La società civile continua a muoversi a difesa dei diritti di Abdullah Öcalan, il leader curdo imprigionato a vita dal regime turco. 69 premi Nobel hanno sollecitato la Corte europea dei diritti dell’uomo (CEDU), il Comitato europeo per la prevenzione della tortura (CPT), il Comitato dei ministri del Consiglio d’Europa e il Comitato per i diritti umani delle Nazioni Unite a intervenire per l’integrità di Öcalan, che da tre anni e mezzo vive in isolamento nell’isola-prigione di Imrali.

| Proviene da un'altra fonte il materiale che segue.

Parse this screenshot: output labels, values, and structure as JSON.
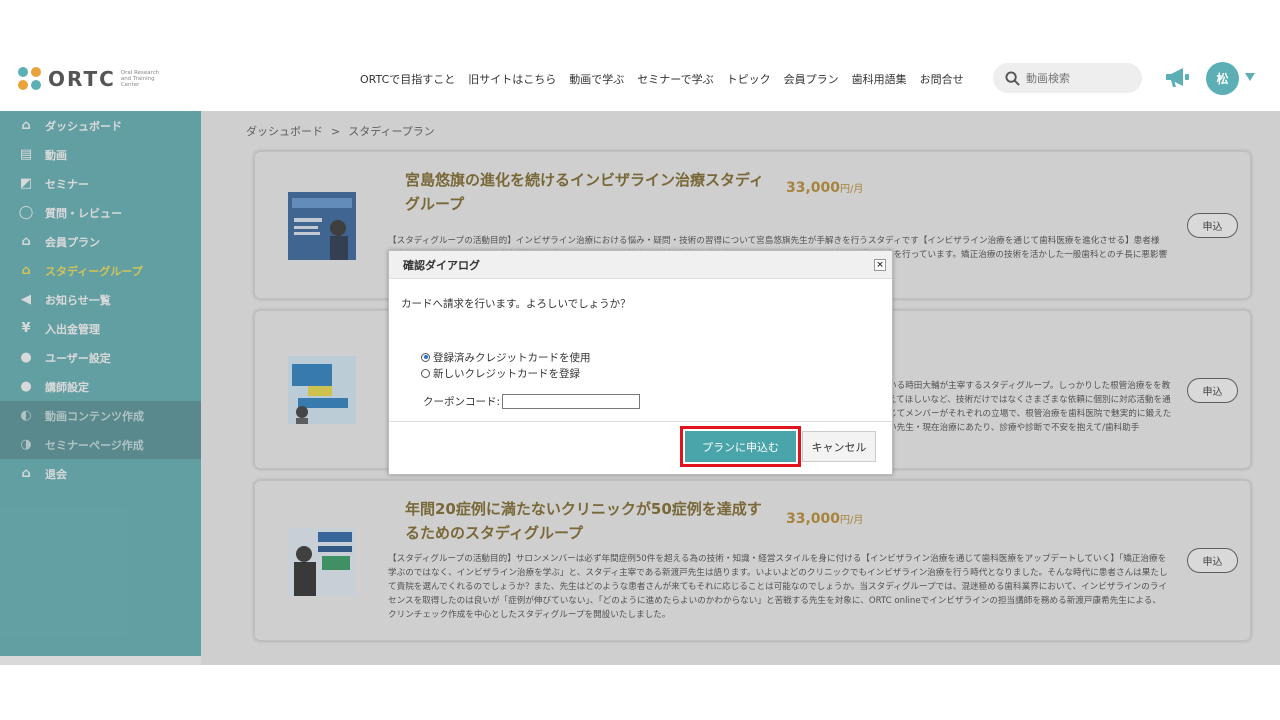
{
  "header": {
    "logo_text": "ORTC",
    "logo_sub": "Oral Research and Training Center",
    "nav": [
      "ORTCで目指すこと",
      "旧サイトはこちら",
      "動画で学ぶ",
      "セミナーで学ぶ",
      "トピック",
      "会員プラン",
      "歯科用語集",
      "お問合せ"
    ],
    "search_placeholder": "動画検索",
    "avatar_text": "松"
  },
  "sidebar": {
    "items": [
      {
        "label": "ダッシュボード",
        "icon": "home-icon"
      },
      {
        "label": "動画",
        "icon": "film-icon"
      },
      {
        "label": "セミナー",
        "icon": "presentation-icon"
      },
      {
        "label": "質問・レビュー",
        "icon": "chat-icon"
      },
      {
        "label": "会員プラン",
        "icon": "home-icon"
      },
      {
        "label": "スタディーグループ",
        "icon": "home-icon"
      },
      {
        "label": "お知らせ一覧",
        "icon": "megaphone-icon"
      },
      {
        "label": "入出金管理",
        "icon": "yen-icon"
      },
      {
        "label": "ユーザー設定",
        "icon": "user-icon"
      },
      {
        "label": "講師設定",
        "icon": "user-icon"
      },
      {
        "label": "動画コンテンツ作成",
        "icon": "video-create-icon"
      },
      {
        "label": "セミナーページ作成",
        "icon": "seminar-create-icon"
      },
      {
        "label": "退会",
        "icon": "home-icon"
      }
    ]
  },
  "breadcrumb": {
    "home": "ダッシュボード",
    "sep": ">",
    "current": "スタディープラン"
  },
  "cards": [
    {
      "title": "宮島悠旗の進化を続けるインビザライン治療スタディグループ",
      "price": "33,000",
      "unit": "円/月",
      "desc": "【スタディグループの活動目的】インビザライン治療における悩み・疑問・技術の習得について宮島悠旗先生が手解きを行うスタディです【インビザライン治療を通じて歯科医療を進化させる】患者様一人ひとりの声に耳を傾け、患者様第一で満足していただける診療と最新の技術で噛み合わせとエステティックに配慮した矯正治療を行っています。矯正治療の技術を活かした一般歯科とのチ長に悪影響を与える生活習慣・歯並びや噛み合わせと健康・矯正治歯を\"磨け\"」、「覚悟の瞬間」に出演するなどメディア業績多数。",
      "apply": "申込"
    },
    {
      "title": "",
      "price": "",
      "unit": "",
      "desc": "いる時田大輔が主宰するスタディグループ。しっかりした根管治療をを教えてほしいなど、技術だけではなくさまざまな依頼に個別に対応活動を通じてメンバーがそれぞれの立場で、根管治療を歯科医院で魅実的に鍛えたい先生・現在治療にあたり、診療や診断で不安を抱えて/歯科助手",
      "apply": "申込"
    },
    {
      "title": "年間20症例に満たないクリニックが50症例を達成するためのスタディグループ",
      "price": "33,000",
      "unit": "円/月",
      "desc": "【スタディグループの活動目的】サロンメンバーは必ず年間症例50件を超える為の技術・知識・経営スタイルを身に付ける【インビザライン治療を通じて歯科医療をアップデートしていく】「矯正治療を学ぶのではなく、インビザライン治療を学ぶ」と、スタディ主宰である新渡戸先生は語ります。いよいよどのクリニックでもインビザライン治療を行う時代となりました。そんな時代に患者さんは果たして貴院を選んでくれるのでしょうか？また、先生はどのような患者さんが来てもそれに応じることは可能なのでしょうか。当スタディグループでは、混迷極める歯科業界において、インビザラインのライセンスを取得したのは良いが「症例が伸びていない」、「どのように進めたらよいのかわからない」と苦戦する先生を対象に、ORTC onlineでインビザラインの担当講師を務める新渡戸康希先生による、クリンチェック作成を中心としたスタディグループを開設いたしました。",
      "apply": "申込"
    }
  ],
  "dialog": {
    "title": "確認ダイアログ",
    "close": "×",
    "message": "カードへ請求を行います。よろしいでしょうか？",
    "options": [
      "登録済みクレジットカードを使用",
      "新しいクレジットカードを登録"
    ],
    "selected_option": "登録済みクレジットカードを使用",
    "coupon_label": "クーポンコード:",
    "coupon_value": "",
    "confirm": "プランに申込む",
    "cancel": "キャンセル"
  },
  "colors": {
    "teal": "#5bafb5",
    "active": "#f5e04a",
    "gold": "#b98a28",
    "highlight": "#e0131f"
  }
}
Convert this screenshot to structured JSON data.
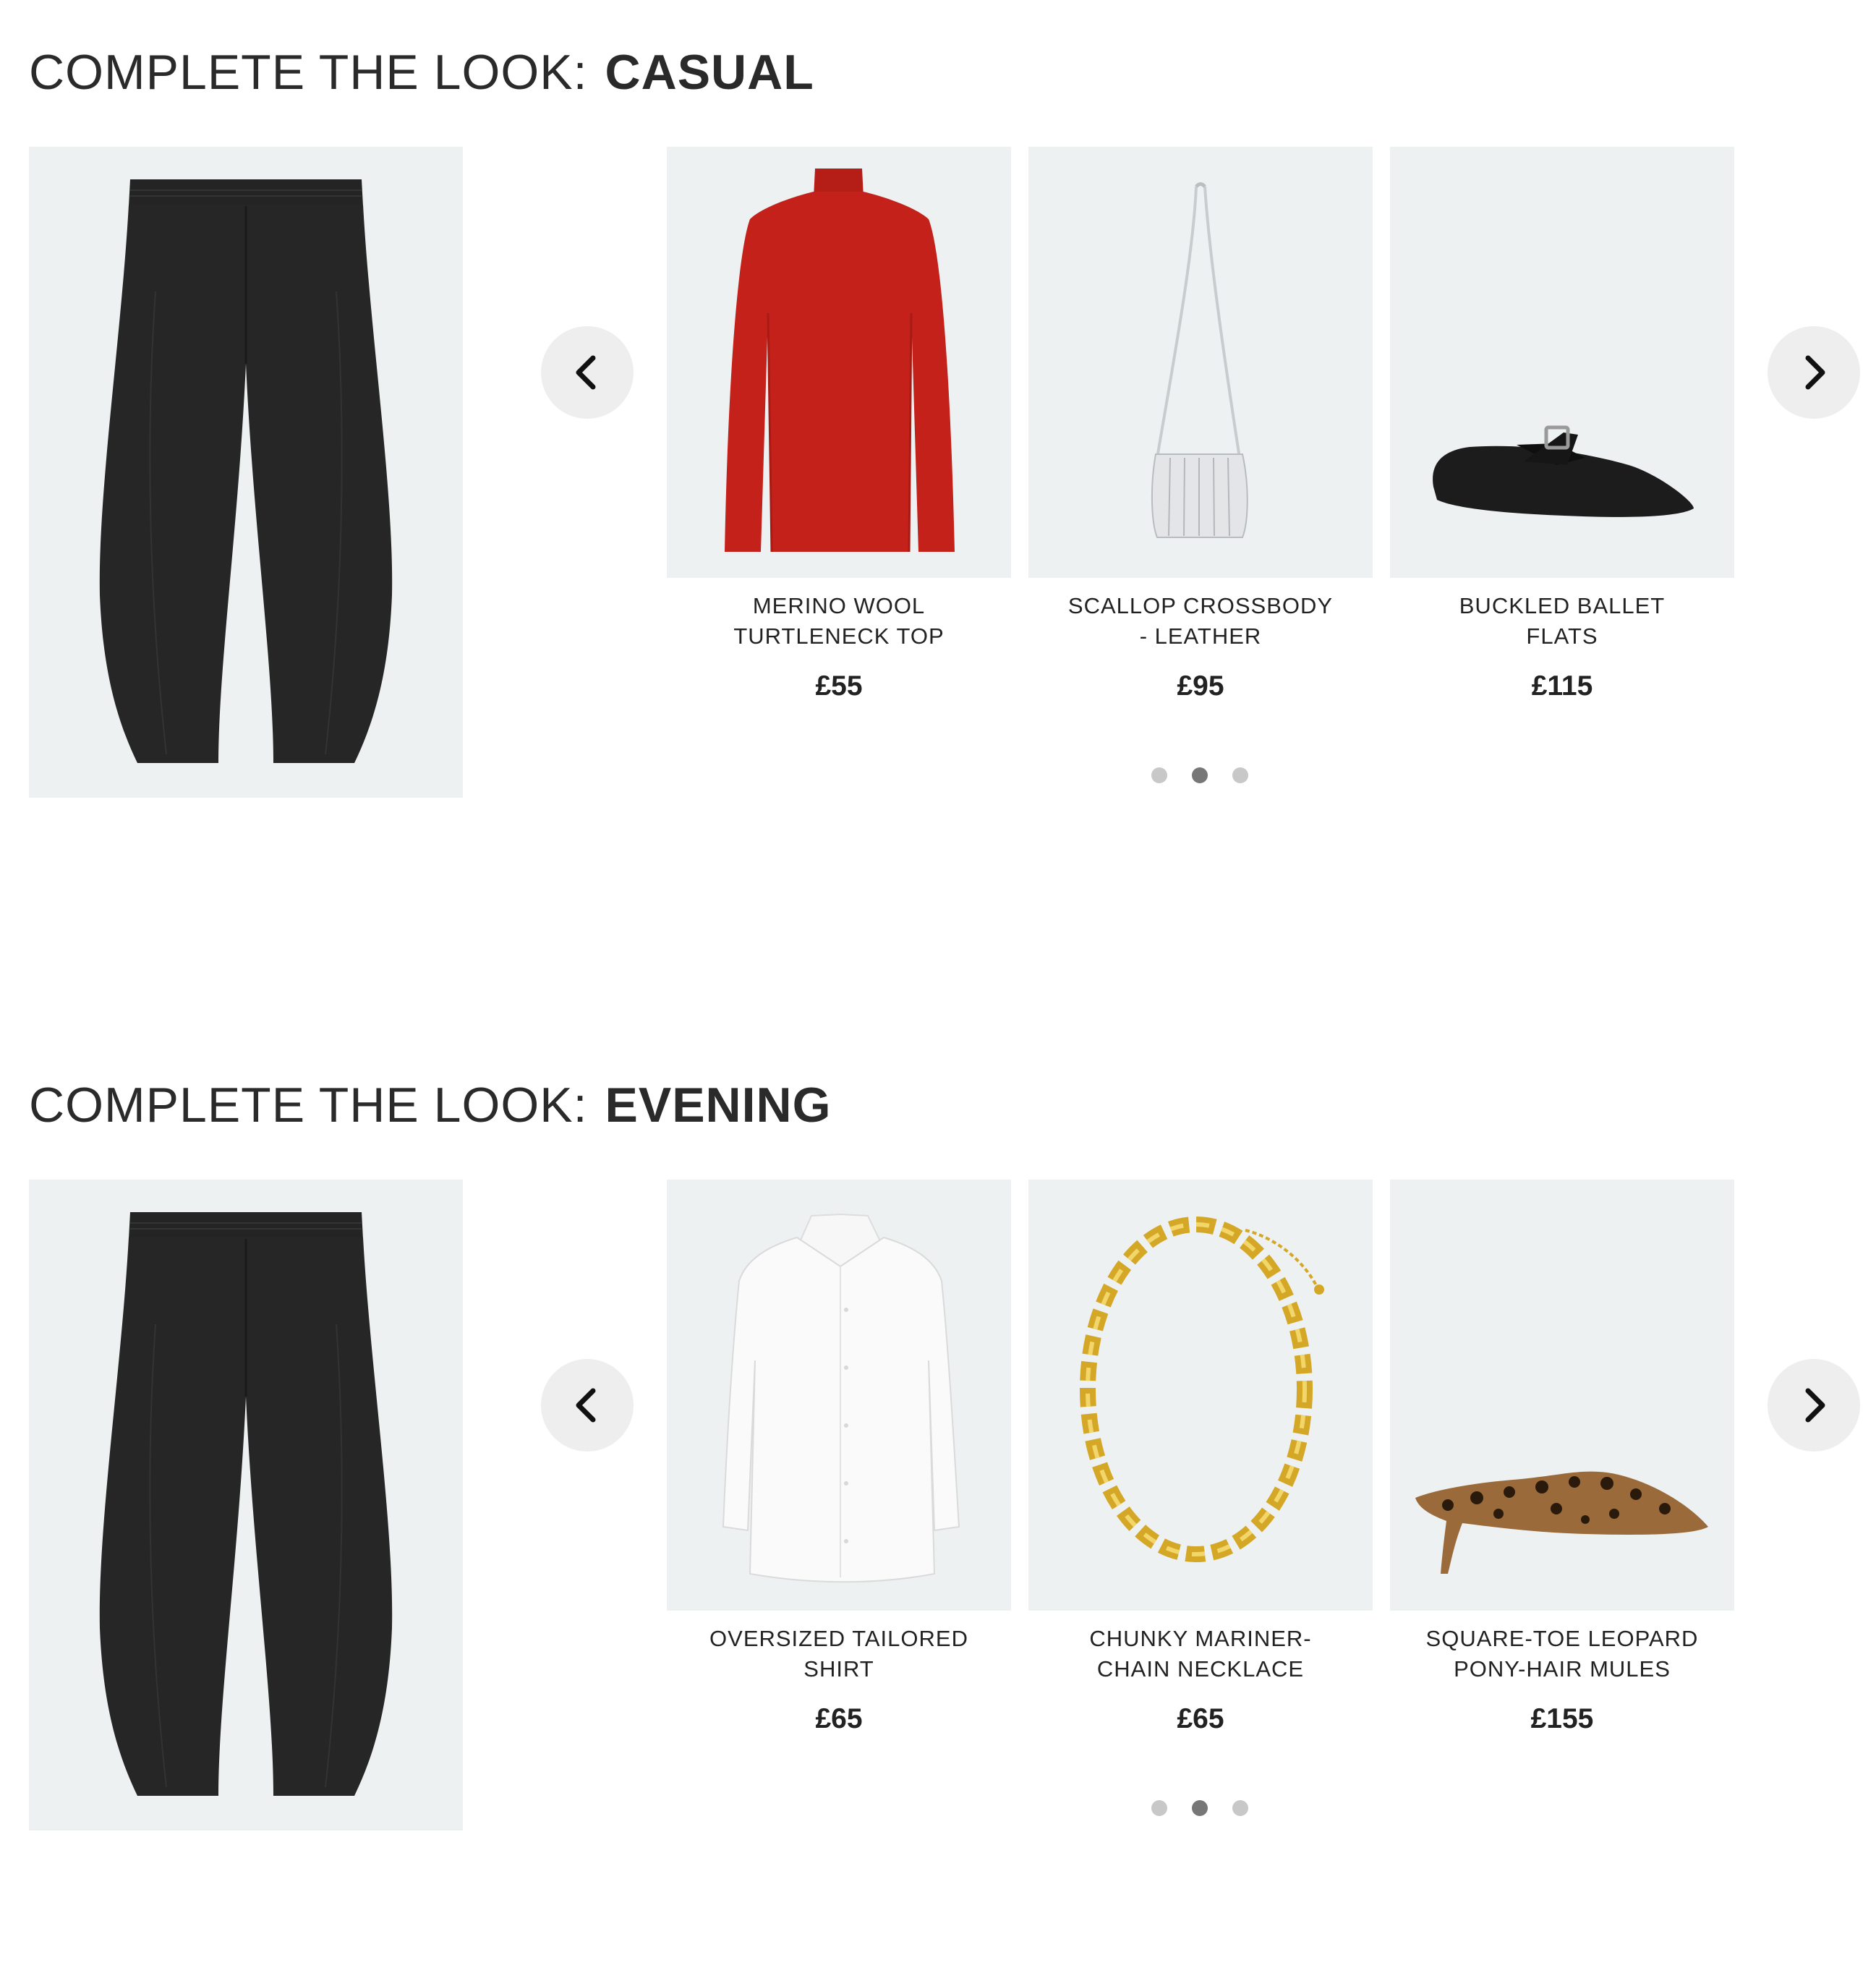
{
  "sections": [
    {
      "heading_prefix": "COMPLETE THE LOOK:",
      "heading_style": "CASUAL",
      "hero_icon": "black-barrel-trousers",
      "prev_icon": "chevron-left-icon",
      "next_icon": "chevron-right-icon",
      "products": [
        {
          "name": "MERINO WOOL TURTLENECK TOP",
          "price": "£55",
          "image_icon": "red-turtleneck",
          "color": "#c4211b"
        },
        {
          "name": "SCALLOP CROSSBODY - LEATHER",
          "price": "£95",
          "image_icon": "silver-crossbody-bag",
          "color": "#d9dcde"
        },
        {
          "name": "BUCKLED BALLET FLATS",
          "price": "£115",
          "image_icon": "black-ballet-flat",
          "color": "#1c1c1c"
        }
      ],
      "pagination": {
        "count": 3,
        "active": 2
      }
    },
    {
      "heading_prefix": "COMPLETE THE LOOK:",
      "heading_style": "EVENING",
      "hero_icon": "black-barrel-trousers",
      "prev_icon": "chevron-left-icon",
      "next_icon": "chevron-right-icon",
      "products": [
        {
          "name": "OVERSIZED TAILORED SHIRT",
          "price": "£65",
          "image_icon": "white-shirt",
          "color": "#ffffff"
        },
        {
          "name": "CHUNKY MARINER-CHAIN NECKLACE",
          "price": "£65",
          "image_icon": "gold-chain-necklace",
          "color": "#d4a826"
        },
        {
          "name": "SQUARE-TOE LEOPARD PONY-HAIR MULES",
          "price": "£155",
          "image_icon": "leopard-mule",
          "color": "#9a6a3a"
        }
      ],
      "pagination": {
        "count": 3,
        "active": 2
      }
    }
  ]
}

Nel frattempo 1524 avvocati provenienti da tutto il mondo hanno chiesto al Ministero di Giustizia turco di far visita al leader curdo e ad altri tre prigionieri politici – Ömer Hayri Konar, Hamili Yıldırım and Veysi Aktaş – eliminando le degradanti restrizioni a loro carico, come il divieto di parlare con i legali e la famiglia.
«Ad Abdullah Öcalan non è permesso vedere il suo avvocato dal 7 agosto 2019. Veysi Aktaş, Hamili Yıldırım e Ömer Hayri Konar non hanno potuto incontrare i loro legali nemmeno una volta dal 2015, l’anno in cui sono arrivati sull’isola di Imrali», scrivono i firmatari della lettera, sottolineando che non si hanno più notizie di Öcalan dall’ultima chiamata telefonica avvenuta il 25 marzo 2021. «Il divieto di visite legali nel carcere di Imrali viola le Regole minime standard delle Nazioni Unite per il trattamento dei detenuti (le cosiddette Regole Nelson Mandela), le raccomandazioni del CPT e la stessa legge turca sull’esecuzione delle pene. Gli Stati hanno l’obbligo di garantire che i detenuti possano esercitare i propri diritti, indipendentemente dalla loro identità o dalla natura della loro condanna». I firmatari a questo punto citano i Principi fondamentali relativi al ruolo dell’avvocato, adottati dall’ONU nel 1990, e la Convenzione europea dei diritti dell’uomo, di cui la Turchia è parte. La lettera si conclude con la richiesta di visita ai quattro detenuti politici.
L’impegno dei 1524 avvocati fa seguito all’iniziativa intrapresa da 69 premi Nobel, a cui le istituzioni hanno risposto attraverso il temporeggiamento, evitando di usare parole di condanna. La CEDU si è limitata a ringraziarli, mentre il Comitato europeo per la prevenzione della tortura ha affermato che la situazione a Imrali è sotto monitoraggio e che il dialogo con le autorità turche continua. Va ricordato che nel febbraio scorso il CPT ha visitato il Paese in occasione del 25° anniversario del rapimento di Abdullah Öcalan ma si è rifiutato di recarsi presso la struttura in cui il leader curdo è detenuto. Il Comitato dei Ministri del Consiglio d’Europa ha invece fornito una risposta più articolata, sostenendo che la detenzione di Ocalan sarà oggetto di discussione nella prossima riunione, che si svolgerà da oggi fino al 19 settembre.
Öcalan è il fondatore del Partito dei Lavoratori del Kurdistan (PKK), che dal 1978 rivendica l’autodeterminazione dei curdi quale popolo oppresso. Un diritto osteggiato in particolare dalla Turchia, che a seguito di un’operazione NATO ha detenuto Öcalan a partire dal 1999. Oltre all’essere un leader politico, Öcalan si è affermato come un pensatore rivoluzionario che ha teorizzato il confederalismo democratico, ovvero una forma di gestione del potere basata su rapporti orizzontali e non gerarchici, uguaglianza di genere, equa distribuzione delle risorse e rispetto della natura. Tracce pratiche di confederalismo democratico si incontrano in Rojava o nel campo profughi di Makhmour, costantemente sotto assedio dai poteri circostanti impegnati a difendere lo status quo.